Paula contempló el cuarto de los niños desde su mecedora. Habían estado trabajando en aquel cuarto durante casi un mes, todas las noches, y por fin estaba terminado. Detuvo el movimiento de la silla mientras Pedro le daba cuerda a la caja de música que se escondía entre la suave piel de un osito de peluche, la última compra que había hecho para los niños.
—¿Qué te parece? —le preguntó, encantado de la musiquilla que sonaba.
—Espero que no tengas la intención de continuar con esa costumbre de comprarles algo a los niños todos los viernes —respondió ella.
Creía que era el mejor marido y padre del mundo. No le costaba en absoluto imaginarse el resto de su vida con él.
—¿Y qué hay de malo con que compre unas cuantas cosas? Quiero que sepan que son muy especiales para mí.
—Lo sabrán.
Pedro se sentó entonces en el suelo, a estilo indio, y contempló las cunas a juego que había subido desde el sótano la noche anterior.
—¿No crees que parecen más pequeñas de lo que parecían en el sótano? Creo que no las he hecho lo suficientemente grandes.
—Están bien. Nuestros hijos pesarán menos que un niño normal porque son dos.

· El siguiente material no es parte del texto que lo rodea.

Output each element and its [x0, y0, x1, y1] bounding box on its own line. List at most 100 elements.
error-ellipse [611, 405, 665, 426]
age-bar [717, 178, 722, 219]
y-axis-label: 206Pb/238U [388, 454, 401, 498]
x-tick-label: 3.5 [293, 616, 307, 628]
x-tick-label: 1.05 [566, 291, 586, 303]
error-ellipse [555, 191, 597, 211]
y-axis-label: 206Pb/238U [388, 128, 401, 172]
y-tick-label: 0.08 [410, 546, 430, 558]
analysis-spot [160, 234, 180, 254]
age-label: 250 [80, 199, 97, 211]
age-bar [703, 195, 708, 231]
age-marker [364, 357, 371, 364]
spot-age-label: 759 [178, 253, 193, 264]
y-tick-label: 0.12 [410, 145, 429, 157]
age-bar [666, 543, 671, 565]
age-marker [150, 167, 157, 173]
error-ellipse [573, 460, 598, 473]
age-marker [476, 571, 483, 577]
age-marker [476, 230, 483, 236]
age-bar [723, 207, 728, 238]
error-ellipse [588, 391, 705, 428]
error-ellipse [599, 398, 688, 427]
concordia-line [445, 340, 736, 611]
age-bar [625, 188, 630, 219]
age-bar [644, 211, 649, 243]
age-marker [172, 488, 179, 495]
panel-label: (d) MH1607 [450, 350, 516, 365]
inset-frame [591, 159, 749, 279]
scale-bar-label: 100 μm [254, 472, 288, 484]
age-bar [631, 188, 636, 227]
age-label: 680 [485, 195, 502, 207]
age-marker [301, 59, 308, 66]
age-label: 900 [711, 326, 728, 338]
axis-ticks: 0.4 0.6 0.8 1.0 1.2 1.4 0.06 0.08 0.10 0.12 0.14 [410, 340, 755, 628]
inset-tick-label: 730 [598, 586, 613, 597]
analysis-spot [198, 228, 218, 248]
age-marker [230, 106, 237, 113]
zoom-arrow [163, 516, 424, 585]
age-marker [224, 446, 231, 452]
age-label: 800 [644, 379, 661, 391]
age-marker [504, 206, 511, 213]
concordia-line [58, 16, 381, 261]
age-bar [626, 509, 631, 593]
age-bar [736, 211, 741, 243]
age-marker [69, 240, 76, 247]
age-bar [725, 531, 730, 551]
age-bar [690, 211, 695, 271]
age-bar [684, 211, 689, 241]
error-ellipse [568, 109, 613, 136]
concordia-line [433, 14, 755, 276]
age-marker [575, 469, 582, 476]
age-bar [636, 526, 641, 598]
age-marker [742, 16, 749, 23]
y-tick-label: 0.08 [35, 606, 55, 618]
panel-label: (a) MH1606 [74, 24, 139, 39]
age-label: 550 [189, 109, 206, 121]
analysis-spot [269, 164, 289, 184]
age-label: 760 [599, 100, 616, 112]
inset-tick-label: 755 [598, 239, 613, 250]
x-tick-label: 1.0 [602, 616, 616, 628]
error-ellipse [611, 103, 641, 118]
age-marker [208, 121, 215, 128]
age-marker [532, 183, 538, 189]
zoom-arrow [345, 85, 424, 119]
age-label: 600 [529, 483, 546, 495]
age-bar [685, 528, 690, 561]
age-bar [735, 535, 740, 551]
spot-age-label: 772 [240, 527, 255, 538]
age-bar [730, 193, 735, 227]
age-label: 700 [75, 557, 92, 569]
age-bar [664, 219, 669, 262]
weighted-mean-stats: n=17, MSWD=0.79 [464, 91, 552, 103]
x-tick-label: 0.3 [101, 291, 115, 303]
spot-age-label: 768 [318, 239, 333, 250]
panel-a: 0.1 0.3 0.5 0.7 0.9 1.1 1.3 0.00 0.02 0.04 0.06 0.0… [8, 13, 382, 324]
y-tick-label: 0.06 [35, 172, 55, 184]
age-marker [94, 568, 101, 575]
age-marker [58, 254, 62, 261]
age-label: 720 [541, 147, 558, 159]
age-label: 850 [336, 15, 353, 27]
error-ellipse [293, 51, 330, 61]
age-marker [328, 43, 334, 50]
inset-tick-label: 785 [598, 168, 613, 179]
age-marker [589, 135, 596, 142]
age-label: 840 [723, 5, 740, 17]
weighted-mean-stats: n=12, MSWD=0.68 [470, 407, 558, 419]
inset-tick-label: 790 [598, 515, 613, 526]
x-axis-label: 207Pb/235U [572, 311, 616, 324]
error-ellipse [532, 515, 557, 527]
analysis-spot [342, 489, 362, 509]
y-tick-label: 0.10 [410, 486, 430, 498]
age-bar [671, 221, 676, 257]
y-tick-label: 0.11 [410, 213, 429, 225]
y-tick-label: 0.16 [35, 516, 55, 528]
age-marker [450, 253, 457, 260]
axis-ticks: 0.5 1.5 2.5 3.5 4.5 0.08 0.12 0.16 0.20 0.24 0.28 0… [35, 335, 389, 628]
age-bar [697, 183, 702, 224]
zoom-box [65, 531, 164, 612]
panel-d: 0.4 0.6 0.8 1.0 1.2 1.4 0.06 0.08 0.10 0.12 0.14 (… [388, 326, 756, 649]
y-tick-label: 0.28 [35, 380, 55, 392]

Pedro abrió una bolsa de pañales desechables y sacó uno. Tras desdoblarlo, colocó al oso en el centro y se lo puso. Sin embargo, cuando levantó al osito, el pañal se le cayó.
—Esto es mucho más difícil de lo que yo creía.

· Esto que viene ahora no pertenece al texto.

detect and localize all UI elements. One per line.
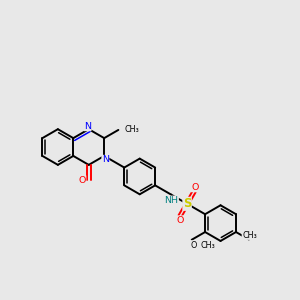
Text: NH: NH xyxy=(164,196,178,205)
Text: O: O xyxy=(79,176,86,185)
Text: CH₃: CH₃ xyxy=(125,125,140,134)
Text: CH₃: CH₃ xyxy=(242,230,257,239)
Text: N: N xyxy=(84,122,91,131)
Text: CH₃: CH₃ xyxy=(201,241,215,250)
Text: O: O xyxy=(191,183,199,192)
Text: N: N xyxy=(102,155,109,164)
Text: O: O xyxy=(177,216,184,225)
Text: O: O xyxy=(190,241,197,250)
Text: S: S xyxy=(183,197,191,210)
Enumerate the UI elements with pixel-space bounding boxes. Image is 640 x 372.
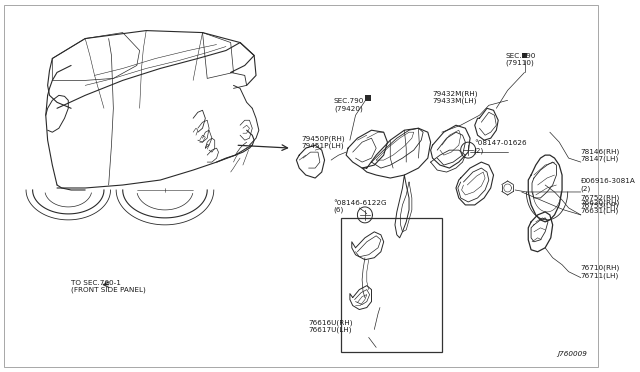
Text: Ð06916-3081A
(2): Ð06916-3081A (2) [581,178,636,192]
Text: °08146-6122G
(6): °08146-6122G (6) [333,200,387,214]
Text: 76752(RH)
76753(LH): 76752(RH) 76753(LH) [581,195,620,209]
Text: 79450P(RH)
79451P(LH): 79450P(RH) 79451P(LH) [301,135,345,149]
Text: J760009: J760009 [557,352,588,357]
Text: 76710(RH)
76711(LH): 76710(RH) 76711(LH) [581,265,620,279]
Bar [365,95,371,101]
Text: 79432M(RH)
79433M(LH): 79432M(RH) 79433M(LH) [433,90,478,105]
Text: 76616U(RH)
76617U(LH): 76616U(RH) 76617U(LH) [308,320,353,334]
Text: SEC.790
(79110): SEC.790 (79110) [506,52,536,66]
Text: °08147-01626
(2): °08147-01626 (2) [474,140,527,154]
Text: SEC.790
(79420): SEC.790 (79420) [334,98,364,112]
Text: TO SEC.760-1
(FRONT SIDE PANEL): TO SEC.760-1 (FRONT SIDE PANEL) [71,280,146,293]
Text: 76630(RH)
76631(LH): 76630(RH) 76631(LH) [581,200,620,214]
Bar [340,218,442,352]
Text: 78146(RH)
78147(LH): 78146(RH) 78147(LH) [581,148,620,162]
Bar [522,52,527,58]
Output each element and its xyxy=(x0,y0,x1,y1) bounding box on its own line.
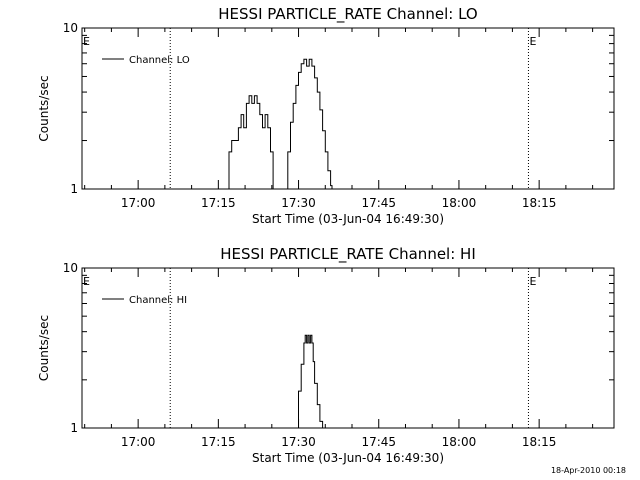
x-tick-label: 17:45 xyxy=(361,435,396,449)
y-tick-label: 1 xyxy=(70,421,78,435)
x-tick-label: 17:15 xyxy=(201,435,236,449)
x-tick-label: 17:00 xyxy=(121,196,156,210)
x-tick-label: 18:15 xyxy=(522,435,557,449)
plot-frame xyxy=(81,27,615,190)
footer-timestamp: 18-Apr-2010 00:18 xyxy=(550,466,626,475)
x-tick-label: 17:45 xyxy=(361,196,396,210)
chart-title: HESSI PARTICLE_RATE Channel: HI xyxy=(220,245,476,264)
x-tick-label: 18:00 xyxy=(442,196,477,210)
y-tick-label: 10 xyxy=(63,261,78,275)
series-line xyxy=(295,334,324,429)
y-axis-label: Counts/sec xyxy=(37,75,51,141)
x-tick-label: 18:15 xyxy=(522,196,557,210)
x-tick-label: 18:00 xyxy=(442,435,477,449)
annotation-label: E xyxy=(83,275,90,288)
series-line xyxy=(223,58,334,190)
y-axis-label: Counts/sec xyxy=(37,315,51,381)
annotation-label: E xyxy=(529,35,536,48)
chart-title: HESSI PARTICLE_RATE Channel: LO xyxy=(218,5,477,24)
annotation-label: E xyxy=(83,35,90,48)
y-tick-label: 1 xyxy=(70,182,78,196)
x-tick-label: 17:15 xyxy=(201,196,236,210)
legend-label: Channel: HI xyxy=(129,295,187,306)
x-tick-label: 17:30 xyxy=(281,196,316,210)
y-tick-label: 10 xyxy=(63,21,78,35)
x-axis-label: Start Time (03-Jun-04 16:49:30) xyxy=(252,212,444,226)
x-axis-label: Start Time (03-Jun-04 16:49:30) xyxy=(252,451,444,465)
x-tick-label: 17:00 xyxy=(121,435,156,449)
x-tick-label: 17:30 xyxy=(281,435,316,449)
annotation-label: E xyxy=(529,275,536,288)
legend-label: Channel: LO xyxy=(129,55,190,66)
plot-frame xyxy=(81,267,615,429)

—No es nada peor que luchar contra delincuentes endurecidos.
—Bueno, te puedo asegurar que nunca le he colocado un pañal a un criminal —bromeó, riendo de un modo que caldeó el corazón de Paula.
Ella se echó a reír y se sentó con él encima de la alfombra. Le quitó el pañal y lo dejó abierto en el suelo.

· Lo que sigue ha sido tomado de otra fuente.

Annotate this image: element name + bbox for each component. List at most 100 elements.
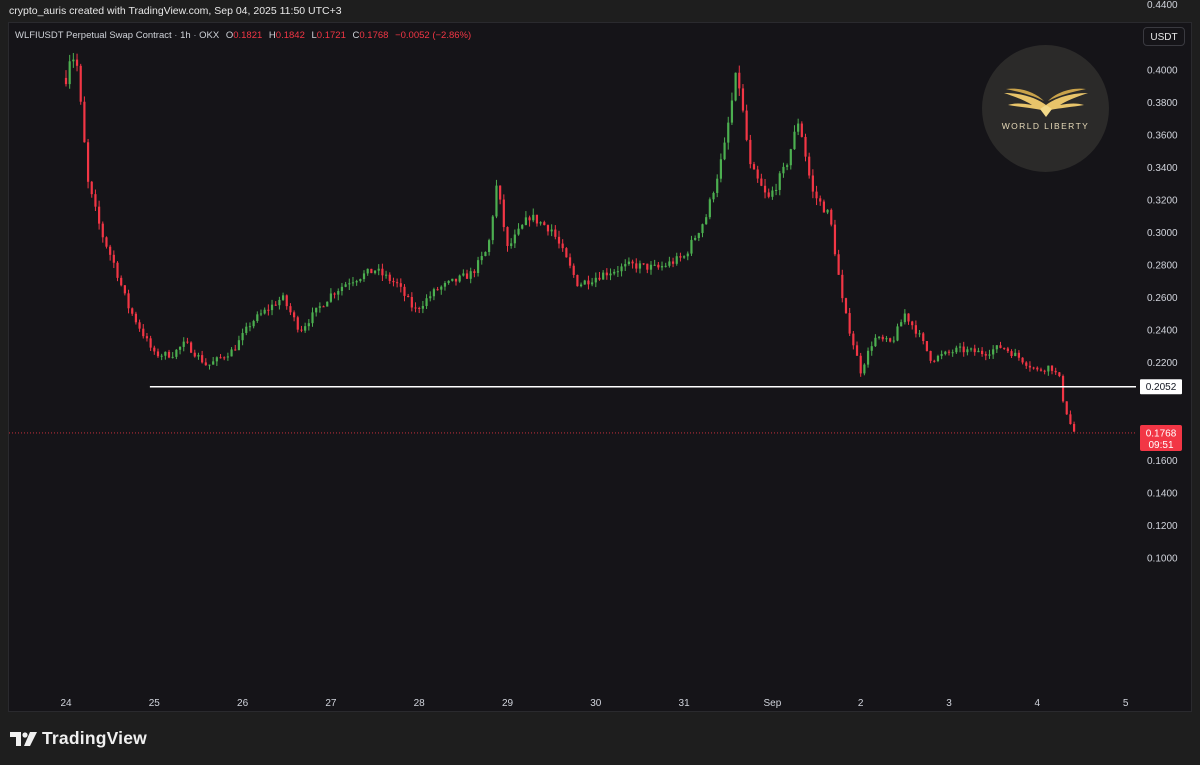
candle-body: [1058, 372, 1061, 377]
candle-body: [252, 321, 255, 327]
candle-body: [800, 123, 803, 137]
candle-body: [958, 346, 962, 348]
candle-body: [543, 222, 546, 226]
candle-body: [410, 297, 413, 308]
x-tick-label: 31: [679, 698, 691, 709]
candle-body: [226, 356, 229, 358]
candle-body: [149, 338, 152, 348]
time-axis[interactable]: 24 25 26 27 28 29 30 31 Sep 2 3 4 5: [60, 698, 1128, 709]
candle-body: [579, 284, 583, 287]
candle-body: [874, 337, 877, 347]
x-tick-label: 24: [60, 698, 72, 709]
candle-body: [576, 274, 579, 287]
candle-body: [495, 185, 498, 217]
candle-body: [903, 313, 906, 323]
y-tick-label: 0.2400: [1147, 326, 1178, 337]
candle-body: [929, 350, 932, 361]
candle-body: [1036, 367, 1039, 370]
candle-body: [727, 122, 730, 143]
candle-body: [204, 362, 207, 366]
candle-body: [602, 272, 605, 280]
support-price-tag: [1140, 379, 1182, 395]
candle-body: [760, 178, 763, 186]
footer-bar: [0, 713, 1200, 765]
candle-body: [322, 306, 325, 308]
candle-body: [591, 282, 594, 285]
candle-body: [289, 306, 292, 313]
y-tick-label: 0.3000: [1147, 228, 1178, 239]
candle-body: [488, 240, 491, 252]
candle-body: [182, 341, 185, 347]
symbol-legend: WLFIUSDT Perpetual Swap Contract · 1h · …: [15, 30, 472, 41]
y-tick-label: 0.3400: [1147, 163, 1178, 174]
candle-body: [797, 123, 800, 132]
candle-body: [532, 214, 535, 221]
watermark-brand-text: WORLD LIBERTY: [1001, 121, 1090, 131]
candle-body: [1021, 357, 1024, 363]
candle-body: [598, 277, 601, 280]
tradingview-logo-text: TradingView: [42, 728, 147, 748]
currency-button[interactable]: USDT: [1143, 27, 1185, 46]
candle-body: [786, 165, 789, 167]
candle-body: [153, 347, 156, 352]
candle-body: [270, 304, 274, 311]
x-tick-label: 5: [1123, 698, 1129, 709]
candle-body: [348, 283, 351, 285]
candle-body: [105, 237, 108, 247]
candle-body: [771, 190, 774, 197]
candle-body: [307, 323, 310, 327]
candle-body: [480, 256, 483, 261]
candle-body: [793, 131, 796, 150]
candle-body: [131, 308, 134, 314]
interval-label[interactable]: 1h: [180, 30, 191, 41]
candle-body: [855, 345, 859, 356]
candle-body: [311, 312, 314, 324]
tradingview-logo[interactable]: TradingView: [10, 728, 147, 749]
candle-body: [649, 264, 653, 270]
candle-body: [671, 261, 675, 264]
candle-body: [329, 293, 332, 302]
candle-body: [219, 357, 222, 359]
candle-body: [469, 271, 472, 279]
candle-body: [550, 229, 553, 232]
world-liberty-watermark: WORLD LIBERTY: [982, 45, 1109, 172]
candle-body: [68, 61, 71, 85]
candle-body: [1047, 365, 1050, 372]
candle-body: [866, 350, 870, 365]
candle-body: [212, 361, 215, 365]
candle-body: [992, 349, 995, 355]
candle-body: [885, 338, 888, 340]
candle-body: [752, 164, 756, 170]
candle-body: [852, 333, 855, 346]
symbol-name[interactable]: WLFIUSDT Perpetual Swap Contract: [15, 30, 172, 41]
y-tick-label: 0.3200: [1147, 195, 1178, 206]
candle-body: [734, 72, 737, 101]
candle-body: [476, 260, 480, 274]
candle-body: [237, 340, 241, 351]
price-axis[interactable]: 0.48000.46000.44000.42000.40000.38000.36…: [1147, 0, 1178, 564]
candle-body: [955, 347, 958, 353]
candle-body: [234, 349, 237, 351]
candle-body: [101, 223, 104, 238]
y-tick-label: 0.4400: [1147, 0, 1178, 11]
candle-body: [705, 217, 708, 225]
eagle-icon: [1004, 88, 1088, 117]
candle-body: [933, 360, 936, 362]
candle-body: [510, 243, 513, 247]
candle-body: [90, 181, 93, 195]
candle-body: [719, 159, 722, 179]
candle-body: [499, 185, 502, 200]
candle-body: [458, 275, 461, 282]
candle-body: [138, 322, 141, 329]
candle-body: [1061, 376, 1065, 402]
y-tick-label: 0.1200: [1147, 521, 1178, 532]
candle-body: [528, 217, 531, 221]
candle-body: [907, 313, 910, 322]
attribution-bar: crypto_auris created with TradingView.co…: [0, 0, 1200, 22]
candle-body: [925, 341, 929, 351]
open-key: O: [225, 30, 234, 41]
candle-body: [370, 268, 373, 274]
candle-body: [922, 333, 925, 342]
candle-body: [642, 263, 645, 265]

—De acuerdo. Coloca al osito en el centro.
—¿Así?
—Perfecto. Ahora, sube la parte delantera y luego ajusta las tiras adhesivas.
Cuando terminó, Pedro se echó a reír, lo que le dió un aspecto juvenil y despreocupado. Dos meses atrás, Paula no habría creído que las cosas podrían ir tan bien entre ellos. De repente, él se inclinó sobre ella para besarla. La tentación de dejar que profundizara el beso era demasiado fuerte, por lo que le colocó la mano en el pecho. Esperaba que cuando fuera a ver de nuevo al médico, éste les diera permiso para hacer el amor.
—¿Hay algo más que quieras hacer aquí esta noche? —preguntó él, mientras se ponía de pie.
—No, creo que no —respondió Paula, levantándose con su ayuda.
—¿Ocurre algo? —quiso saber Pedro, al ver cómo ella acariciaba las cunas.
—No, nada. Solo que quiero que termine la espera.
—Ya estás a mitad de camino —le recordó él, mientras le colocaba las manos en el vientre.
—¿Llevas las cuentas? —inquirió ella, por encima de su hombro.
—Sí. Me compré un libro que se llama El papá embarazado. Es muy interesante.
—Tendrás que contarme lo que dice.
—Si me lees el siguiente capítulo, te daré un masaje en la espalda.
—Trato hecho.
En realidad, Paula pensaba que ella era la que se había quedado con la mejor parte cuando se casó con Pedro. Había tenido algunas dudas al principio, pero últimamente las cosas no habían podido ser mejor. Aquel último mes con él había sido maravilloso. Una vez que nacieran los niños, la vida sería perfecta.